Analysis and opinions expressed herein are specific to the analyst individually and data and other information that might have been provided for validation, not those of The Futurum Group as a whole.
Transcript:
Paul Nashawaty: Hello, and welcome to this edition of DevOps Dialogues: Insights and Innovation. My name is Paul Nashawaty, I’m the Practice Lead for the AppDev practice at The Futurum Group. I’m joined today by Chronosphere’s CEO, Martin Mao, to talk about the recent partnership with CrowdStrike and their recent acquisition of Calyptia. But before that, Martin, let’s talk a little bit about Chronosphere. What’s that all about?
Martin Mao: Yeah, for sure. Paul, thank you for having me on the show. Chronosphere is a cloud native observability company. We provide an observability platform, you can imagine insights into your infrastructure, into your application, into your business. In particular, we provide it for companies adopting cloud native architecture or running on cloud native environments. For us, what’s different about Chronosphere is we’re really trying to solve the pain points that arise when you try to tackle observability in a cloud native environment.

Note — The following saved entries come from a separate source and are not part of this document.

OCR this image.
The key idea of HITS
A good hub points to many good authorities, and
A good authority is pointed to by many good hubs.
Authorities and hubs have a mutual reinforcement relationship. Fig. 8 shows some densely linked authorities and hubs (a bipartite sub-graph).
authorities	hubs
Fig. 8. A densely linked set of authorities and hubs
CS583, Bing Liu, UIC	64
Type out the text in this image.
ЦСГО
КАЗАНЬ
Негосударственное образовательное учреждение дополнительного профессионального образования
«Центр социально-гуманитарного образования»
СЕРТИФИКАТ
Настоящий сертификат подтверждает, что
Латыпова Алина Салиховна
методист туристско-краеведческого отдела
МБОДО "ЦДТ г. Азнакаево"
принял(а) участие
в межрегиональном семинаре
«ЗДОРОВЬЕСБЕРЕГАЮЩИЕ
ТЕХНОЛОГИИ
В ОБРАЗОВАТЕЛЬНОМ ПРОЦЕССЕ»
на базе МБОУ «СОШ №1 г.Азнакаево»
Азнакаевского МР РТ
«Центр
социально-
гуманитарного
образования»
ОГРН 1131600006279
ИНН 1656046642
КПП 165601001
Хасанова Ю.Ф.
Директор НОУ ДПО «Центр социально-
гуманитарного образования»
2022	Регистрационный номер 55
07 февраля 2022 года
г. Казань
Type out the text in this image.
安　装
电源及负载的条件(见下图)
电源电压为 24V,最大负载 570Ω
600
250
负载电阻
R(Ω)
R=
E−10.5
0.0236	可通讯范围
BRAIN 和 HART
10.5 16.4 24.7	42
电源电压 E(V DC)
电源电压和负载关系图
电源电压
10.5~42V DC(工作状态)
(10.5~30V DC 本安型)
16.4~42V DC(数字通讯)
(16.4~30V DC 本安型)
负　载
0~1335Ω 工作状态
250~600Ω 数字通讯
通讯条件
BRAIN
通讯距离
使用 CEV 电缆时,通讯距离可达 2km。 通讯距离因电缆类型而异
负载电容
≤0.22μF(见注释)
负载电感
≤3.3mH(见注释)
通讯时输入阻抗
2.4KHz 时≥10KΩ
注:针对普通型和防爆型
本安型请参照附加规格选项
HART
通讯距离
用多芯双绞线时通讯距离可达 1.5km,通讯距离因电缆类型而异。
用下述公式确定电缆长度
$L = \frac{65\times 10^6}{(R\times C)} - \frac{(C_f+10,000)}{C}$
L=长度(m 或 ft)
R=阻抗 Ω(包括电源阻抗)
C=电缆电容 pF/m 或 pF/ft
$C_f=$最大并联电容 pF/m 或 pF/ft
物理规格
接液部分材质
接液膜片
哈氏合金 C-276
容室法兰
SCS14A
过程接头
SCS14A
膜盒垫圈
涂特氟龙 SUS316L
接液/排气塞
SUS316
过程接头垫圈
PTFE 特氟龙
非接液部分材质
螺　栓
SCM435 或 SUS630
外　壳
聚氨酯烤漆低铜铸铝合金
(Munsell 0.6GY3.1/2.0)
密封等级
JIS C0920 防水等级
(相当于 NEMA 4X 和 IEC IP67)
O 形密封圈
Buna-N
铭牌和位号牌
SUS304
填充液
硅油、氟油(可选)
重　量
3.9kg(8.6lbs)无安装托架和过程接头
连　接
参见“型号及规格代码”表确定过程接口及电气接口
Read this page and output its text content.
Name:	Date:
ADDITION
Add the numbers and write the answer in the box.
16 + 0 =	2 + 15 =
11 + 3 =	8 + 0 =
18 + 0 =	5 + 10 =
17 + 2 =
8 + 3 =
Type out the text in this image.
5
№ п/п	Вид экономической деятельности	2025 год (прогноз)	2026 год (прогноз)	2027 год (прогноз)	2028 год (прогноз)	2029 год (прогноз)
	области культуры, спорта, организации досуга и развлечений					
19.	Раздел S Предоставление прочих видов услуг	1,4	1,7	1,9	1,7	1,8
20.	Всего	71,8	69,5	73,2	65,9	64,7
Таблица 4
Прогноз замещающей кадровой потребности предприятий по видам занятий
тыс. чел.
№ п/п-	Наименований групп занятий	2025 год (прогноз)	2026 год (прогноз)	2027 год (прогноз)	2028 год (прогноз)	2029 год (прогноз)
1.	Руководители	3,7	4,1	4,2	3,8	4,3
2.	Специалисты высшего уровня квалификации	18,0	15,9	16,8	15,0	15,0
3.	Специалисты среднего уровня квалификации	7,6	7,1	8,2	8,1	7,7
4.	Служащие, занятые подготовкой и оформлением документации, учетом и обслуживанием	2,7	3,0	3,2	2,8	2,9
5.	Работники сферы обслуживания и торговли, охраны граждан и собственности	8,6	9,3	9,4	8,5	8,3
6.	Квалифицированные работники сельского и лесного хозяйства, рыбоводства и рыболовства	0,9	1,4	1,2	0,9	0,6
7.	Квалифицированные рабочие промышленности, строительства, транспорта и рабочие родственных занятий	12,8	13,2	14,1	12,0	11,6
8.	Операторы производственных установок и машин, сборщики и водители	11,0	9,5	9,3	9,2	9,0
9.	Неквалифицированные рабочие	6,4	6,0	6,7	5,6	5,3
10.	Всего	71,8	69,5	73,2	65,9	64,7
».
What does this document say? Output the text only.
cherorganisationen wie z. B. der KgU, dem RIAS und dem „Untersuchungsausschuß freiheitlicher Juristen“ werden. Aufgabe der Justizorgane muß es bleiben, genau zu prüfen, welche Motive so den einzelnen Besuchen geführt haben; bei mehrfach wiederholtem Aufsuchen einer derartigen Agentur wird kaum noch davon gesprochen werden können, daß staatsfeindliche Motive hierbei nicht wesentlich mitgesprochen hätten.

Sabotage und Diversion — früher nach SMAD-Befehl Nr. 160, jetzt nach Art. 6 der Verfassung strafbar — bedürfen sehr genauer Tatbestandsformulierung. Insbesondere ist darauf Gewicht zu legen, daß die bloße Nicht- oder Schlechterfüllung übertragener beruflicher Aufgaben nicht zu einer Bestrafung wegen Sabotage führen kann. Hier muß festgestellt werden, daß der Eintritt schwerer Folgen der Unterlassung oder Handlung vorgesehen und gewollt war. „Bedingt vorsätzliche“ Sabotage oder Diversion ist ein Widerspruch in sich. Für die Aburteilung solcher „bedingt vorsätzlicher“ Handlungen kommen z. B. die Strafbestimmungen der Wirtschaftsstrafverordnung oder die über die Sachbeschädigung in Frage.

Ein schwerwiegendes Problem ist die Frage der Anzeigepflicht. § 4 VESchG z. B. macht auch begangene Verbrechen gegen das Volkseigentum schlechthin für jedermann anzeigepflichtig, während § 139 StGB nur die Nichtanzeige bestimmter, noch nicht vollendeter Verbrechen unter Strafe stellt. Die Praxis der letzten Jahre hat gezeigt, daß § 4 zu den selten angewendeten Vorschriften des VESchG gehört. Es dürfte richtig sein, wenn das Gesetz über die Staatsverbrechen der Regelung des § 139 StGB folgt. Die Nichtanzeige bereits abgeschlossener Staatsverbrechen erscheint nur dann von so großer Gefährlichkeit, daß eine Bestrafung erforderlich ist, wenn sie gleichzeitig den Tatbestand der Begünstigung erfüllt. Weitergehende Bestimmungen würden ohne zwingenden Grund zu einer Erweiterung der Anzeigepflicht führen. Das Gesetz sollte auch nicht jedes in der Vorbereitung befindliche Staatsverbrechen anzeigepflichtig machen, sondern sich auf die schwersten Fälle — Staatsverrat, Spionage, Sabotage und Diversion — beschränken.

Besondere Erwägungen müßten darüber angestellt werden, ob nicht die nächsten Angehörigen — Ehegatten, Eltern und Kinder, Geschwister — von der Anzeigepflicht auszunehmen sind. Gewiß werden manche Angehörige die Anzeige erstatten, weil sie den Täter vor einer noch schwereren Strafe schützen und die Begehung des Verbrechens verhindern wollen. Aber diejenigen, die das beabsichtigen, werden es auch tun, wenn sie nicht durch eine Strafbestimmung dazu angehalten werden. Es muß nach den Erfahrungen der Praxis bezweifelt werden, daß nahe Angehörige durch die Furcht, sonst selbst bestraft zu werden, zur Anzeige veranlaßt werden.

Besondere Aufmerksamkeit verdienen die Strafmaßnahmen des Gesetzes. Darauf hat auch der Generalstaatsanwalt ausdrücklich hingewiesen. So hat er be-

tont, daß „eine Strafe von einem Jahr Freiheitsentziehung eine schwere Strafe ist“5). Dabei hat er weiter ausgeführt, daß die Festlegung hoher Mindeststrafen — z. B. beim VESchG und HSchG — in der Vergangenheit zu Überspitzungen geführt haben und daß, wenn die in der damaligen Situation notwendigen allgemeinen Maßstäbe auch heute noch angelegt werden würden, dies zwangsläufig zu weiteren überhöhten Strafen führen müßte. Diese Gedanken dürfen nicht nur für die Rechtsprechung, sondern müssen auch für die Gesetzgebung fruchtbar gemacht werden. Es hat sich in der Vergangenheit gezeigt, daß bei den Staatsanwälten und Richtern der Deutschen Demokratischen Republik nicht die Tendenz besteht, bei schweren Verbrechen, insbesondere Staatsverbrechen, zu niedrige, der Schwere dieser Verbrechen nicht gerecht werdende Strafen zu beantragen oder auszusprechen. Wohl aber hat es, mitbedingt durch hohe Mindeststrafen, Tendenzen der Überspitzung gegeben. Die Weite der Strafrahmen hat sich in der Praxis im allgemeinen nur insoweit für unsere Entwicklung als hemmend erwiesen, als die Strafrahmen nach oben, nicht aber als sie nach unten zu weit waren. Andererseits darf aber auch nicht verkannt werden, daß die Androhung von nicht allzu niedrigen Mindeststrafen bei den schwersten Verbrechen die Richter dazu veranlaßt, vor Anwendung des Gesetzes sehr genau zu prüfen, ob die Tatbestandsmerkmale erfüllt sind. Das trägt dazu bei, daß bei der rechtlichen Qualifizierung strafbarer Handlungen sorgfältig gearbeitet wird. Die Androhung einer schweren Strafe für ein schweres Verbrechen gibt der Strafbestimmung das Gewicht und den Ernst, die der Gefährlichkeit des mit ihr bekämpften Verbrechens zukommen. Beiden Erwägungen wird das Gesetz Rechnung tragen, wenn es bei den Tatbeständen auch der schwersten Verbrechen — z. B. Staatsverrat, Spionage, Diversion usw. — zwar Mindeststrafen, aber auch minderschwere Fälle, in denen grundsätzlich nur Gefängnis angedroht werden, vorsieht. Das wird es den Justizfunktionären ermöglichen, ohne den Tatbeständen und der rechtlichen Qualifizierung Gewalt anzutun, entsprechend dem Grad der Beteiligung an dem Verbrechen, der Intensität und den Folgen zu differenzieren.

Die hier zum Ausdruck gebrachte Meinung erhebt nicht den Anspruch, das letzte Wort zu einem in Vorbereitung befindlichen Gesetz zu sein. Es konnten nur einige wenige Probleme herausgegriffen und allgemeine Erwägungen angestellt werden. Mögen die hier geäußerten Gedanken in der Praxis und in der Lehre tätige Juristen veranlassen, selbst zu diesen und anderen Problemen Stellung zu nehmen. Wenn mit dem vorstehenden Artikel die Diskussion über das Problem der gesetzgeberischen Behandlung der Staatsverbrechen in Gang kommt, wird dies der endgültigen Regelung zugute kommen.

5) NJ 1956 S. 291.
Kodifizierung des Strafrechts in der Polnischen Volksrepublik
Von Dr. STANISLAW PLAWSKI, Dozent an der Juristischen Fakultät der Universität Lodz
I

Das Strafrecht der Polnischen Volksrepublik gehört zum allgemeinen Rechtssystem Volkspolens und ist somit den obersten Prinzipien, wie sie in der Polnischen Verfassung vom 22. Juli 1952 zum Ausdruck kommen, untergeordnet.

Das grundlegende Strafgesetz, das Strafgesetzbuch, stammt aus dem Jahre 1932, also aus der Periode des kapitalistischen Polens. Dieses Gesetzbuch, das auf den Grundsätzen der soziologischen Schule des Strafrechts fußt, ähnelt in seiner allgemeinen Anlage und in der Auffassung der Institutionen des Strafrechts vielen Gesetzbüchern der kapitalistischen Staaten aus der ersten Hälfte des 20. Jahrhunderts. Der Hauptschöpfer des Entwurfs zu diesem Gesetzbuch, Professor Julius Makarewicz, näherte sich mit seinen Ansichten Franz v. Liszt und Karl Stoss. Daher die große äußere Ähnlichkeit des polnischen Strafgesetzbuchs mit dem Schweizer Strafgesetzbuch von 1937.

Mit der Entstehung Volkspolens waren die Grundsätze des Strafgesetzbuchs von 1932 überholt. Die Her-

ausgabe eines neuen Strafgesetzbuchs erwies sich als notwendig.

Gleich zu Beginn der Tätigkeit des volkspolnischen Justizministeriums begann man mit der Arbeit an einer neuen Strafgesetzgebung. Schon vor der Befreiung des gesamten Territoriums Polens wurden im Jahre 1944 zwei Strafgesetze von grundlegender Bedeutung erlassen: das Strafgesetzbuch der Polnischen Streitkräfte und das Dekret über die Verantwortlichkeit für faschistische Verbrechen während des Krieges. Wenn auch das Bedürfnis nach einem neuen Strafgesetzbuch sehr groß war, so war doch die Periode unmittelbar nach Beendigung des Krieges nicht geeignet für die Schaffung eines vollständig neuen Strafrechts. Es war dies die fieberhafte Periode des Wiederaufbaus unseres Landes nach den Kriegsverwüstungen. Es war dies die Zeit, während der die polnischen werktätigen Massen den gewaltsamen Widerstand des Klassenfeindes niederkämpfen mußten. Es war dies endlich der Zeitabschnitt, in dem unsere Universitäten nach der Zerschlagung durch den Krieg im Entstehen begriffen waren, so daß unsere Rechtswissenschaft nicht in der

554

Really, there’s two pain points there. One is cost: It’s very expensive to monitor and observe these cloud native environments, there’s a lot of data and the cost is pretty high, the associated cost is pretty high when it comes to observability. The second part is that these environments are pretty complex, and hence it’s much harder to solve problems and figure out what’s going on. Those are the two problems that we try to target and do a better job at, here at Chronosphere.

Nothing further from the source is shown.